Great news out of the Deep South! Readers of Liberty & Law may recall the case of Maggie Ellinger-Locke and the Marijuana Policy Project, who joined with IJ to challenge Alabama’s requirement that all lobbyists physically travel to Montgomery to take an in-person ethics class before they speak to elected representatives. We are pleased to announce that, in response to IJ’s lawsuit, the Alabama Ethics Commission has dropped its in-person training requirement, meaning that Maggie and others like her can resume exercising their First Amendment right to talk with elected officials.
Under the previous policy, if Maggie made even a single phone call to an Alabama legislator to discuss marijuana policy, she would have been required to register as a lobbyist and attend an in-person ethics class held only four times a year—and only in Montgomery, Alabama.

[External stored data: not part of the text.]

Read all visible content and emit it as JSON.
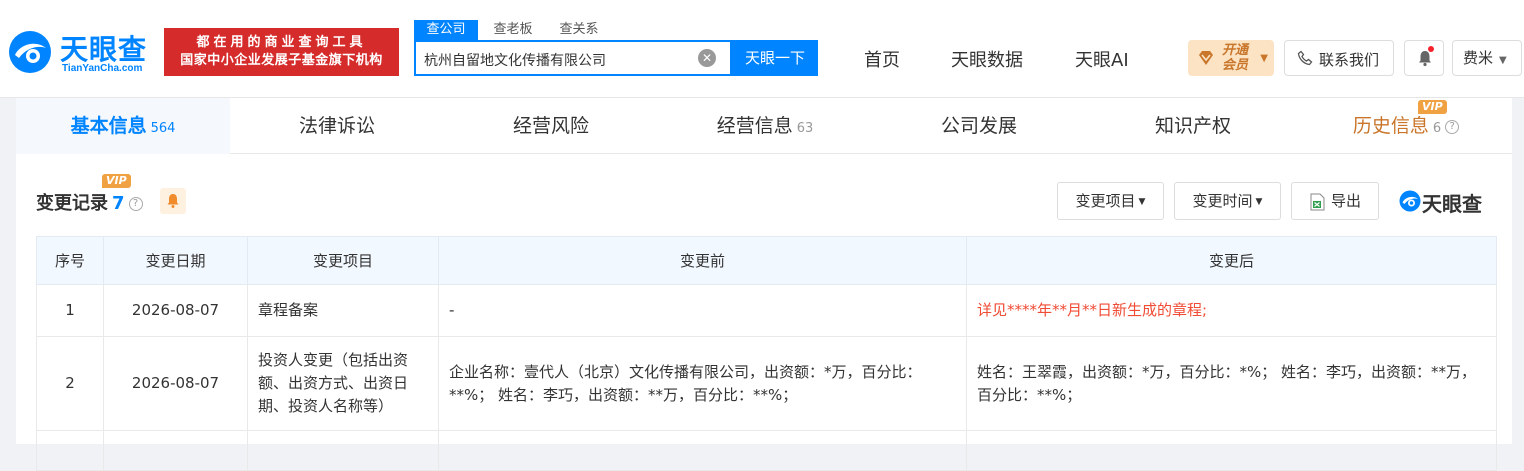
{
  "header": {
    "logo_cn": "天眼查",
    "logo_en": "TianYanCha.com",
    "banner_line1": "都在用的商业查询工具",
    "banner_line2": "国家中小企业发展子基金旗下机构",
    "search_tabs": [
      "查公司",
      "查老板",
      "查关系"
    ],
    "search_value": "杭州自留地文化传播有限公司",
    "search_button": "天眼一下",
    "nav": [
      "首页",
      "天眼数据",
      "天眼AI"
    ],
    "vip_line1": "开通",
    "vip_line2": "会员",
    "contact": "联系我们",
    "user": "费米"
  },
  "tabs": [
    {
      "label": "基本信息",
      "count": "564"
    },
    {
      "label": "法律诉讼",
      "count": ""
    },
    {
      "label": "经营风险",
      "count": ""
    },
    {
      "label": "经营信息",
      "count": "63"
    },
    {
      "label": "公司发展",
      "count": ""
    },
    {
      "label": "知识产权",
      "count": ""
    },
    {
      "label": "历史信息",
      "count": "6"
    }
  ],
  "vip_badge": "VIP",
  "section": {
    "title": "变更记录",
    "count": "7",
    "filter_item": "变更项目",
    "filter_time": "变更时间",
    "export": "导出",
    "brand": "天眼查"
  },
  "table": {
    "headers": [
      "序号",
      "变更日期",
      "变更项目",
      "变更前",
      "变更后"
    ],
    "rows": [
      {
        "no": "1",
        "date": "2026-08-07",
        "item": "章程备案",
        "before": "-",
        "after": "详见****年**月**日新生成的章程;"
      },
      {
        "no": "2",
        "date": "2026-08-07",
        "item": "投资人变更（包括出资额、出资方式、出资日期、投资人名称等）",
        "before": "企业名称：壹代人（北京）文化传播有限公司，出资额：*万，百分比：**%； 姓名：李巧，出资额：**万，百分比：**%；",
        "after": "姓名：王翠霞，出资额：*万，百分比：*%； 姓名：李巧，出资额：**万，百分比：**%；"
      }
    ]
  }
}
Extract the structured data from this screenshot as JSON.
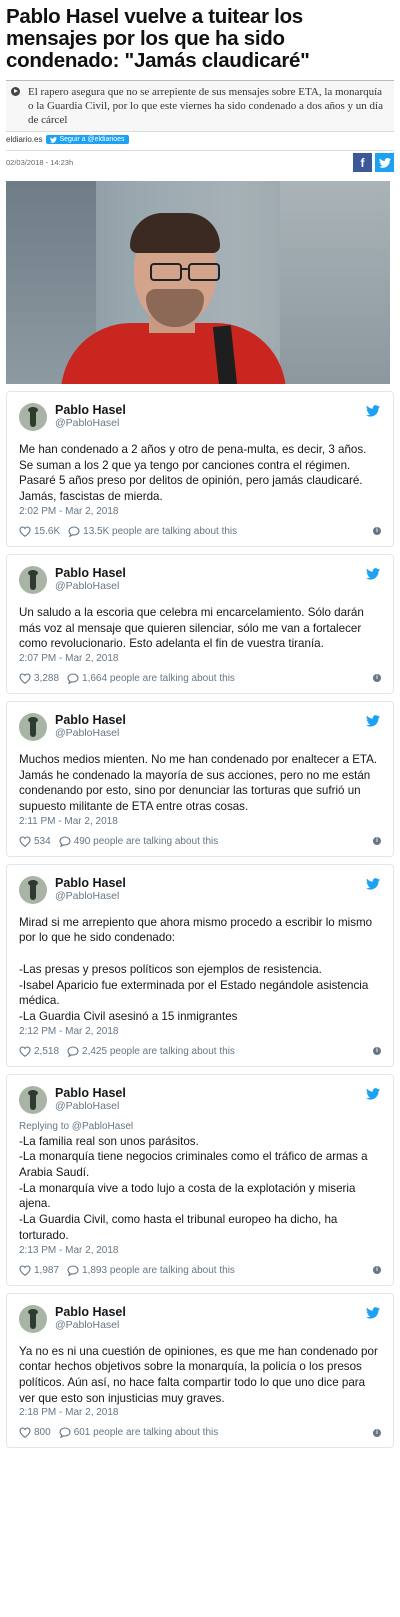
{
  "article": {
    "headline": "Pablo Hasel vuelve a tuitear los mensajes por los que ha sido condenado: \"Jamás claudicaré\"",
    "summary": "El rapero asegura que no se arrepiente de sus mensajes sobre ETA, la monarquía o la Guardia Civil, por lo que este viernes ha sido condenado a dos años y un día de cárcel",
    "source": "eldiario.es",
    "follow_label": "Seguir a @eldiarioes",
    "date": "02/03/2018 - 14:23h",
    "share_facebook": "f",
    "share_twitter": "t"
  },
  "tweets": [
    {
      "name": "Pablo Hasel",
      "handle": "@PabloHasel",
      "reply_to": "",
      "text": "Me han condenado a 2 años y otro de pena-multa, es decir, 3 años. Se suman a los 2 que ya tengo por canciones contra el régimen. Pasaré 5 años preso por delitos de opinión, pero jamás claudicaré. Jamás, fascistas de mierda.",
      "time": "2:02 PM - Mar 2, 2018",
      "likes": "15.6K",
      "talking": "13.5K people are talking about this"
    },
    {
      "name": "Pablo Hasel",
      "handle": "@PabloHasel",
      "reply_to": "",
      "text": "Un saludo a la escoria que celebra mi encarcelamiento. Sólo darán más voz al mensaje que quieren silenciar, sólo me van a fortalecer como revolucionario. Esto adelanta el fin de vuestra tiranía.",
      "time": "2:07 PM - Mar 2, 2018",
      "likes": "3,288",
      "talking": "1,664 people are talking about this"
    },
    {
      "name": "Pablo Hasel",
      "handle": "@PabloHasel",
      "reply_to": "",
      "text": "Muchos medios mienten. No me han condenado por enaltecer a ETA. Jamás he condenado la mayoría de sus acciones, pero no me están condenando por esto, sino por denunciar las torturas que sufrió un supuesto militante de ETA entre otras cosas.",
      "time": "2:11 PM - Mar 2, 2018",
      "likes": "534",
      "talking": "490 people are talking about this"
    },
    {
      "name": "Pablo Hasel",
      "handle": "@PabloHasel",
      "reply_to": "",
      "text": "Mirad si me arrepiento que ahora mismo procedo a escribir lo mismo por lo que he sido condenado:\n\n-Las presas y presos políticos son ejemplos de resistencia.\n-Isabel Aparicio fue exterminada por el Estado negándole asistencia médica.\n-La Guardia Civil asesinó a 15 inmigrantes",
      "time": "2:12 PM - Mar 2, 2018",
      "likes": "2,518",
      "talking": "2,425 people are talking about this"
    },
    {
      "name": "Pablo Hasel",
      "handle": "@PabloHasel",
      "reply_to": "Replying to @PabloHasel",
      "text": "-La familia real son unos parásitos.\n-La monarquía tiene negocios criminales como el tráfico de armas a Arabia Saudí.\n-La monarquía vive a todo lujo a costa de la explotación y miseria ajena.\n-La Guardia Civil, como hasta el tribunal europeo ha dicho, ha torturado.",
      "time": "2:13 PM - Mar 2, 2018",
      "likes": "1,987",
      "talking": "1,893 people are talking about this"
    },
    {
      "name": "Pablo Hasel",
      "handle": "@PabloHasel",
      "reply_to": "",
      "text": "Ya no es ni una cuestión de opiniones, es que me han condenado por contar hechos objetivos sobre la monarquía, la policía o los presos políticos. Aún así, no hace falta compartir todo lo que uno dice para ver que esto son injusticias muy graves.",
      "time": "2:18 PM - Mar 2, 2018",
      "likes": "800",
      "talking": "601 people are talking about this"
    }
  ],
  "colors": {
    "twitter_blue": "#1da1f2",
    "facebook_blue": "#3b5998",
    "muted_text": "#657786"
  }
}
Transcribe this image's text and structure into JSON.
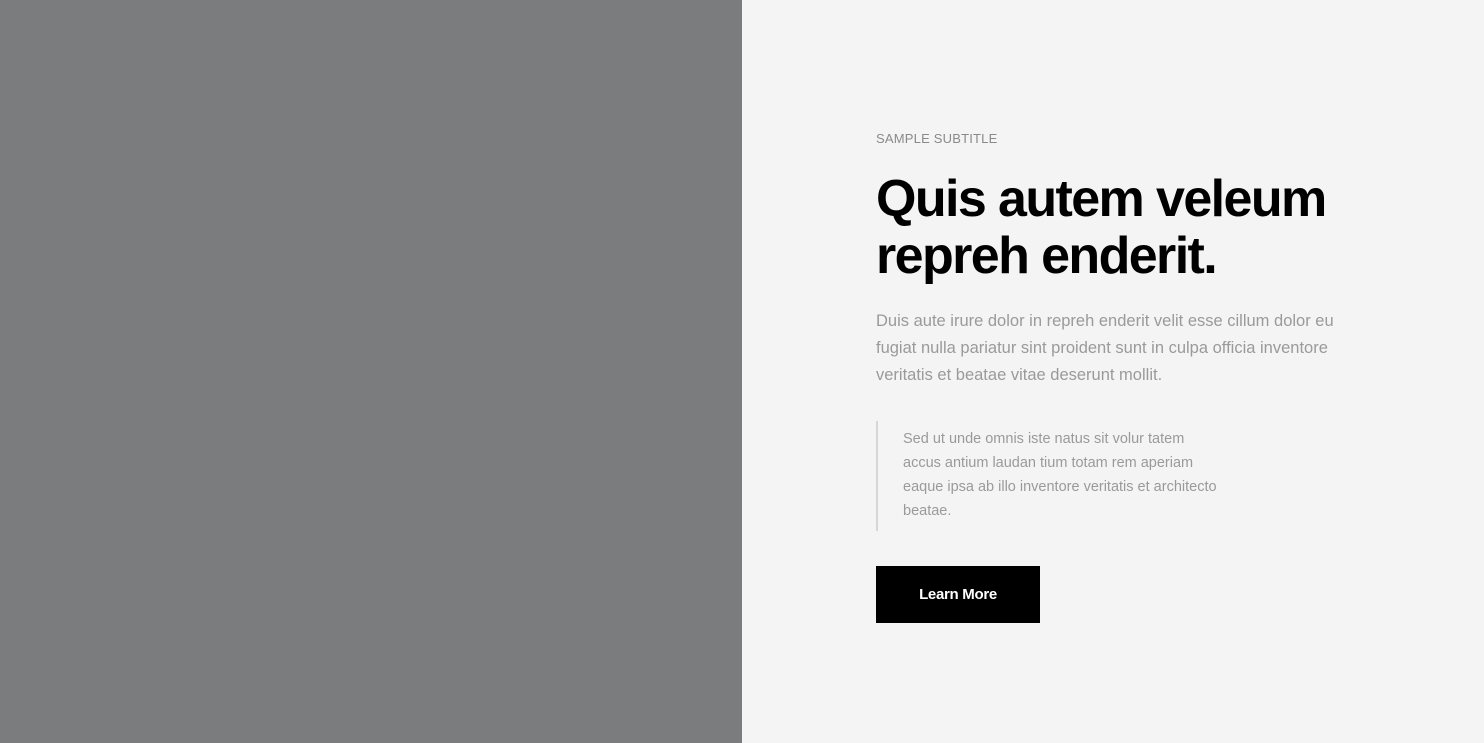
{
  "hero": {
    "subtitle": "SAMPLE SUBTITLE",
    "heading": "Quis autem veleum repreh enderit.",
    "description": "Duis aute irure dolor in repreh enderit velit esse cillum dolor eu fugiat nulla pariatur sint proident sunt in culpa officia inventore veritatis et beatae vitae deserunt mollit.",
    "quote": "Sed ut unde omnis iste natus sit volur tatem accus antium laudan tium totam rem aperiam eaque ipsa ab illo inventore veritatis et architecto beatae.",
    "button_label": "Learn More"
  },
  "colors": {
    "image_placeholder": "#7b7c7e",
    "panel_background": "#f4f4f4",
    "heading": "#000000",
    "muted_text": "#9a9a9a",
    "button_background": "#000000",
    "button_text": "#ffffff"
  }
}
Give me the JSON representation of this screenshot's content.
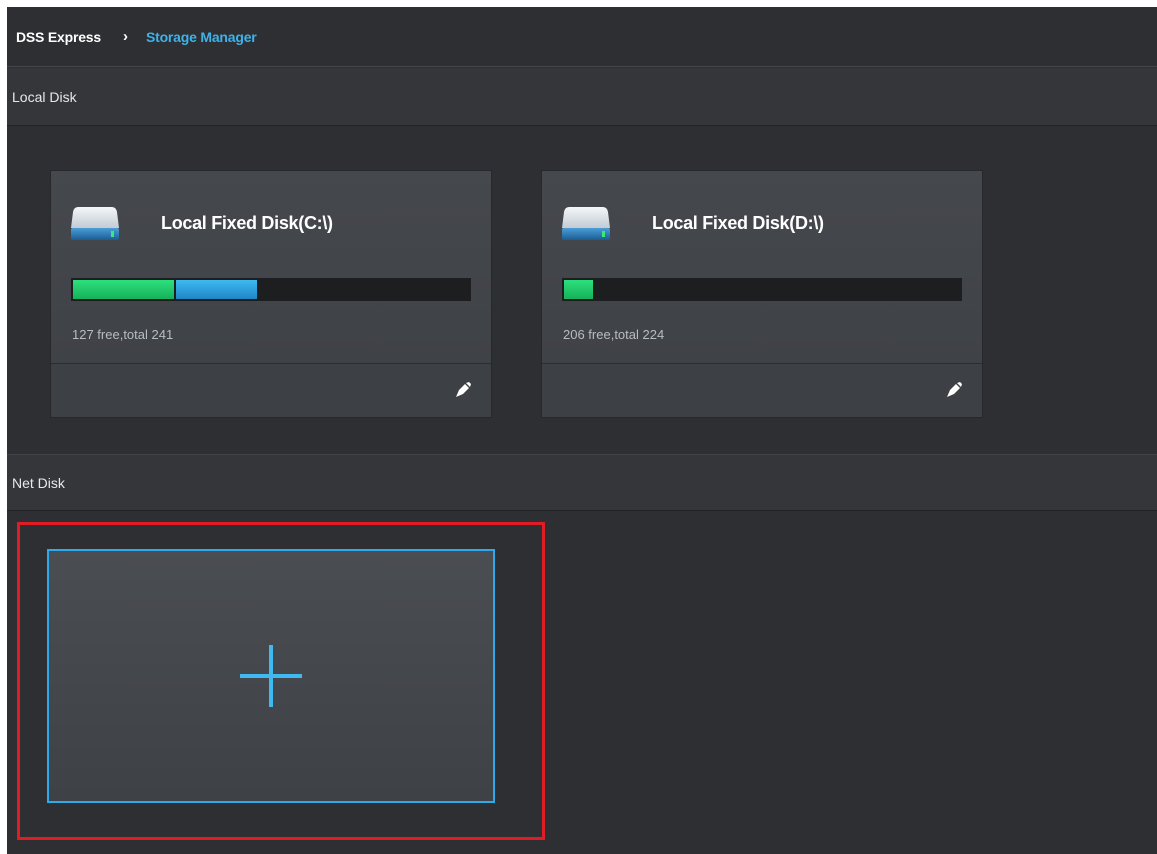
{
  "breadcrumb": {
    "home": "DSS Express",
    "separator": "›",
    "current": "Storage Manager"
  },
  "sections": {
    "local_disk": "Local Disk",
    "net_disk": "Net Disk"
  },
  "local_disks": [
    {
      "name": "Local Fixed Disk(C:\\)",
      "stats": "127 free,total 241",
      "usage_segments": [
        {
          "color": "#22c96c",
          "fraction": 0.255
        },
        {
          "color": "#2b9fdd",
          "fraction": 0.205
        }
      ],
      "icon": "hard-drive-icon",
      "edit_icon": "edit-icon"
    },
    {
      "name": "Local Fixed Disk(D:\\)",
      "stats": "206 free,total 224",
      "usage_segments": [
        {
          "color": "#22c96c",
          "fraction": 0.075
        }
      ],
      "icon": "hard-drive-icon",
      "edit_icon": "edit-icon"
    }
  ],
  "net_disk_add": {
    "icon": "plus-icon"
  },
  "colors": {
    "accent": "#3fb2e8",
    "highlight": "#e21c25",
    "background": "#2d2f33"
  }
}
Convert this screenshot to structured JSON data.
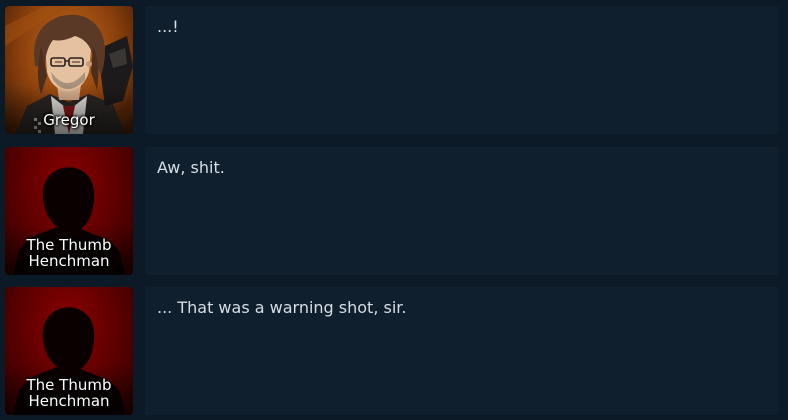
{
  "log": {
    "entries": [
      {
        "speaker": [
          "Gregor"
        ],
        "text": "...!"
      },
      {
        "speaker": [
          "The Thumb",
          "Henchman"
        ],
        "text": "Aw, shit."
      },
      {
        "speaker": [
          "The Thumb",
          "Henchman"
        ],
        "text": "... That was a warning shot, sir."
      }
    ]
  },
  "colors": {
    "background": "#0c1a28",
    "bubble": "#0f1f2e",
    "text": "#d7dde3",
    "gregor_bg": "#c46a1c",
    "henchman_bg": "#8a0000"
  },
  "icons": {
    "gregor_portrait": "gregor-portrait",
    "henchman_portrait": "silhouette-portrait"
  }
}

For Maggie, who lives 800 miles away in Arlington, Virginia, this was an insurmountable burden. And Maggie was not alone—more than 15 percent of lobbyists registered in Alabama in 2016 were from outside the state, and about half are from outside Montgomery. On average, lobbyists had to travel over 130 miles to attend the mandatory ethics training.
No longer. In response to IJ’s lawsuit, the Alabama Ethics Commission has agreed to make its training available online—a victory for free speech and for common sense.